Red turned toward Nate and grinned. “Be even more of a shame if someone knew that twin Otter airplane was fueled and ready to go, like it had been parked there for someone to take on short notice ever since those Combat Force goons showed up and threatened me not to help you. Biggest shame of all is that I might not even notice the twin Otter was gone for a few days, and by the time I filed the paperwork on it, who knows, that someone might even have returned it.”
“Real shame,” Nate agreed. He smiled.
Red reached out and shook Nate's hand. “Thanks for trusting me enough to come here. I still owe you plenty.”
I wasn't sure if I understood what I'd just heard.
“Got to be going,” Red finished. “My favorite show just started. Inside the trailer, I have to crank the volume on my television to hear it above my air conditioner. When I'm in there watching, it's so loud, planes can come and go and I don't have any idea of what's happening out on the runway.”
Nate got into the van. He started the engine.
“By the way,” Red told him through the open window, “there's a little trail behind that hangar that leads into the trees. I suspect if anyone ever drove a couple hundred yards down that trail with a rented van, it would be weeks before anyone noticed where it was parked.”
“Thanks,” Nate said.
“Thanks for what?” Red grinned again. “I have no idea what you're talking about. Right? Not a thing.”
What an incredible world!
We flew in the twin Otter at 2,500 feet, low enough to see the changing terrain.
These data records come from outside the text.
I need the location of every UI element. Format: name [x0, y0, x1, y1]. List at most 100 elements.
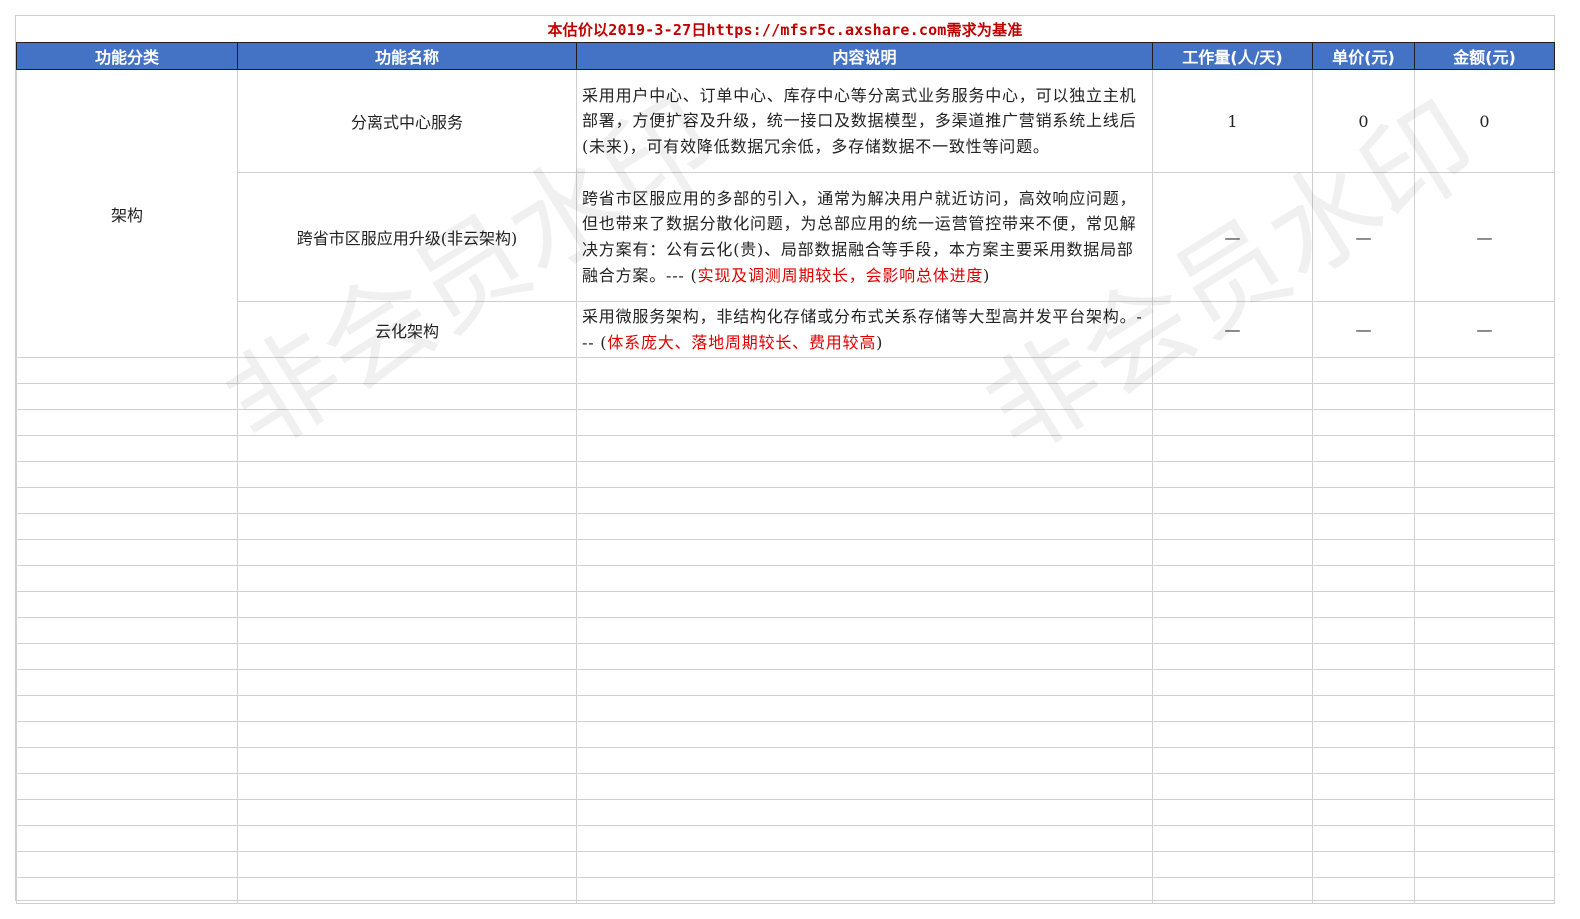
empty-cell	[237, 851, 577, 879]
empty-cell	[16, 825, 238, 853]
category-cell: 架构	[16, 69, 238, 359]
empty-cell	[1152, 695, 1313, 723]
empty-cell	[576, 643, 1153, 671]
empty-cell	[237, 721, 577, 749]
empty-cell	[1152, 799, 1313, 827]
empty-row	[16, 435, 1555, 463]
description-text: 采用用户中心、订单中心、库存中心等分离式业务服务中心，可以独立主机部署，方便扩容…	[582, 85, 1137, 156]
empty-row	[16, 643, 1555, 671]
empty-cell	[1414, 721, 1555, 749]
description-cell: 采用用户中心、订单中心、库存中心等分离式业务服务中心，可以独立主机部署，方便扩容…	[576, 69, 1153, 173]
empty-cell	[1414, 825, 1555, 853]
empty-cell	[1312, 565, 1415, 593]
empty-cell	[237, 617, 577, 645]
empty-cell	[16, 721, 238, 749]
empty-cell	[1312, 825, 1415, 853]
empty-cell	[237, 357, 577, 385]
empty-cell	[1414, 383, 1555, 411]
empty-row	[16, 877, 1555, 905]
empty-cell	[1152, 565, 1313, 593]
description-tail: )	[983, 265, 991, 285]
empty-cell	[576, 747, 1153, 775]
empty-cell	[1414, 591, 1555, 619]
empty-cell	[237, 643, 577, 671]
empty-row	[16, 539, 1555, 567]
header-desc: 内容说明	[576, 42, 1153, 70]
empty-cell	[237, 747, 577, 775]
empty-cell	[1312, 643, 1415, 671]
empty-cell	[576, 721, 1153, 749]
empty-cell	[237, 409, 577, 437]
empty-cell	[1414, 357, 1555, 385]
empty-cell	[576, 877, 1153, 905]
estimate-table: 功能分类 功能名称 内容说明 工作量(人/天) 单价(元) 金额(元) 架构 分…	[16, 42, 1555, 905]
estimate-banner: 本估价以2019-3-27日https://mfsr5c.axshare.com…	[547, 21, 1023, 39]
empty-cell	[1414, 435, 1555, 463]
empty-cell	[1312, 435, 1415, 463]
empty-cell	[576, 383, 1153, 411]
empty-cell	[576, 409, 1153, 437]
empty-row	[16, 591, 1555, 619]
header-amount: 金额(元)	[1414, 42, 1555, 70]
empty-cell	[576, 435, 1153, 463]
empty-row	[16, 513, 1555, 541]
empty-cell	[1414, 747, 1555, 775]
empty-cell	[16, 773, 238, 801]
amount-cell: —	[1414, 301, 1555, 359]
empty-cell	[1152, 513, 1313, 541]
empty-row	[16, 773, 1555, 801]
empty-row	[16, 461, 1555, 489]
empty-cell	[1312, 487, 1415, 515]
empty-row	[16, 409, 1555, 437]
empty-cell	[1312, 617, 1415, 645]
empty-cell	[576, 513, 1153, 541]
empty-cell	[1312, 695, 1415, 723]
table-row: 架构 分离式中心服务 采用用户中心、订单中心、库存中心等分离式业务服务中心，可以…	[16, 69, 1555, 359]
workload-cell: —	[1152, 301, 1313, 359]
header-price: 单价(元)	[1312, 42, 1415, 70]
empty-cell	[237, 773, 577, 801]
empty-cell	[1152, 721, 1313, 749]
empty-cell	[1312, 591, 1415, 619]
description-cell: 采用微服务架构，非结构化存储或分布式关系存储等大型高并发平台架构。--- (体系…	[576, 301, 1153, 359]
empty-cell	[16, 383, 238, 411]
empty-cell	[16, 591, 238, 619]
empty-cell	[576, 565, 1153, 593]
empty-cell	[1414, 461, 1555, 489]
empty-cell	[1152, 461, 1313, 489]
empty-cell	[16, 539, 238, 567]
empty-cell	[1152, 877, 1313, 905]
description-note: 实现及调测周期较长，会影响总体进度	[697, 265, 984, 285]
function-name: 分离式中心服务	[237, 69, 577, 173]
header-workload: 工作量(人/天)	[1152, 42, 1313, 70]
workload-cell: —	[1152, 172, 1313, 302]
empty-cell	[576, 617, 1153, 645]
amount-cell: 0	[1414, 69, 1555, 173]
empty-cell	[16, 513, 238, 541]
empty-row	[16, 851, 1555, 879]
empty-cell	[1414, 539, 1555, 567]
empty-cell	[1414, 617, 1555, 645]
empty-cell	[237, 383, 577, 411]
empty-cell	[16, 799, 238, 827]
workload-cell: 1	[1152, 69, 1313, 173]
empty-cell	[237, 513, 577, 541]
empty-cell	[576, 539, 1153, 567]
empty-cell	[1414, 877, 1555, 905]
empty-cell	[16, 851, 238, 879]
table-row: 云化架构 采用微服务架构，非结构化存储或分布式关系存储等大型高并发平台架构。--…	[17, 301, 1555, 359]
empty-row	[16, 799, 1555, 827]
empty-row	[16, 721, 1555, 749]
amount-cell: —	[1414, 172, 1555, 302]
empty-cell	[576, 851, 1153, 879]
empty-cell	[1312, 383, 1415, 411]
empty-cell	[1152, 487, 1313, 515]
empty-cell	[576, 669, 1153, 697]
empty-cell	[16, 877, 238, 905]
empty-row	[16, 487, 1555, 515]
empty-cell	[16, 357, 238, 385]
empty-cell	[1152, 669, 1313, 697]
empty-row	[16, 747, 1555, 775]
header-row: 功能分类 功能名称 内容说明 工作量(人/天) 单价(元) 金额(元)	[16, 42, 1555, 70]
empty-cell	[1152, 383, 1313, 411]
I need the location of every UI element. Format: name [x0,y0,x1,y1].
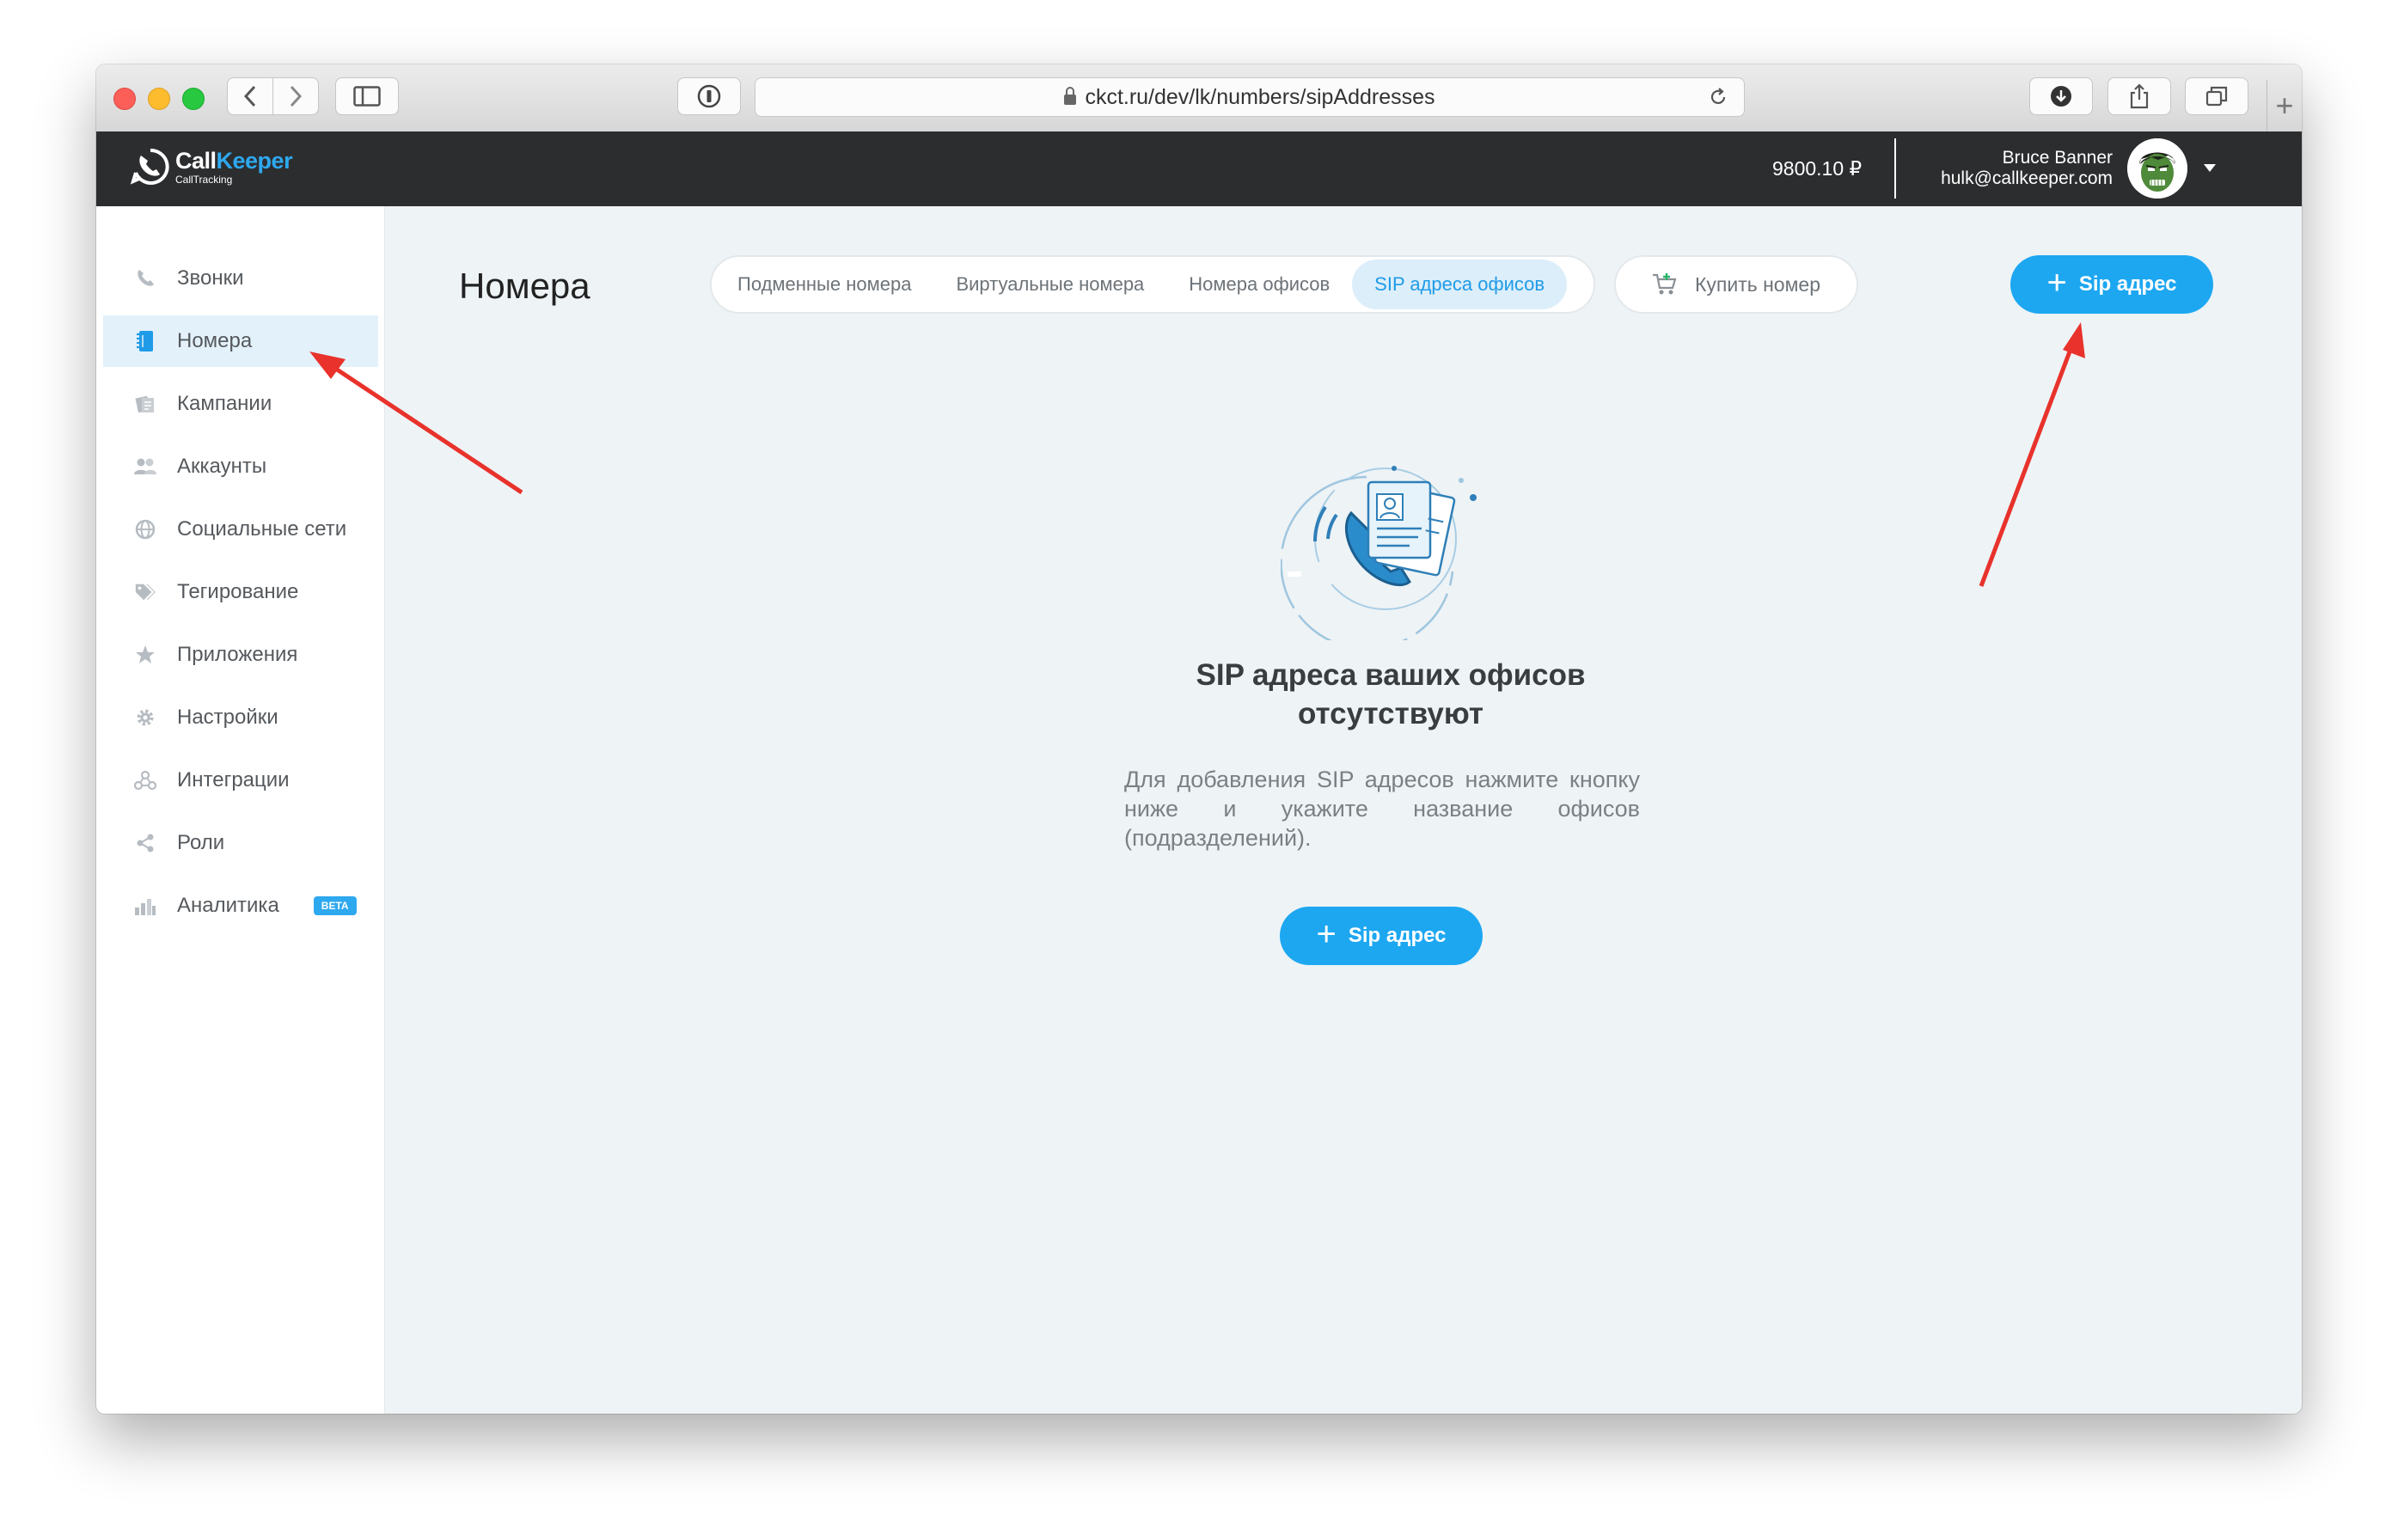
arrow-to-add-sip-button [1979,322,2085,587]
arrow-to-numbers-item [309,351,523,495]
annotation-arrows [309,322,2085,587]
As the hours passed in the airplane and as I traced our westward path on a map, Nate pointed out different landmarks. The three of us were equipped with headsets that let us speak and hear easily above the roar of the twin prop engines.
Less than 20 minutes after takeoff, we'd reached the Gulf of Mexico. With the beauty of the clouds and sun and the endless stretch of light bouncing off the whitecaps of the waves below, I'd hardly been able to breathe.
Then we'd cut back over land, crossing Alabama. Everywhere I looked, it was green. I was staggered to think of all the life that swarmed the earth and the sky and the water. Later, after refueling, we had crossed the Mississippi. I'd been unable to comprehend a flow of water hundreds upon hundreds upon hundreds of miles long, all of it filled with fish and insects and frogs and turtles.
Then the landscape had slowly changed, as the carpet of green trees began to break into open areas and we began to cross the Great Plains. Nate told us that less than 200 years earlier, millions of buffalo had lived there, and I tried to imagine the immense herds in a sea of waving grass.
We had to stop after the first day of flying, because Nate didn't want to fly at night in the mountains. I didn't understand why he wanted to be cautious until we began to fly again the next morning.
At first, the mountains were just blue smudges across the horizon ahead of us. Then the snowcapped peaks came into focus. And then we were in them, with Nate following highways below us so we could make it through the passes. Wind shook us from side to side until our wingtips seemed to brush the snow and the granite. It was strange to imagine our plane as just a little speck floating high above the pine forests and rivers.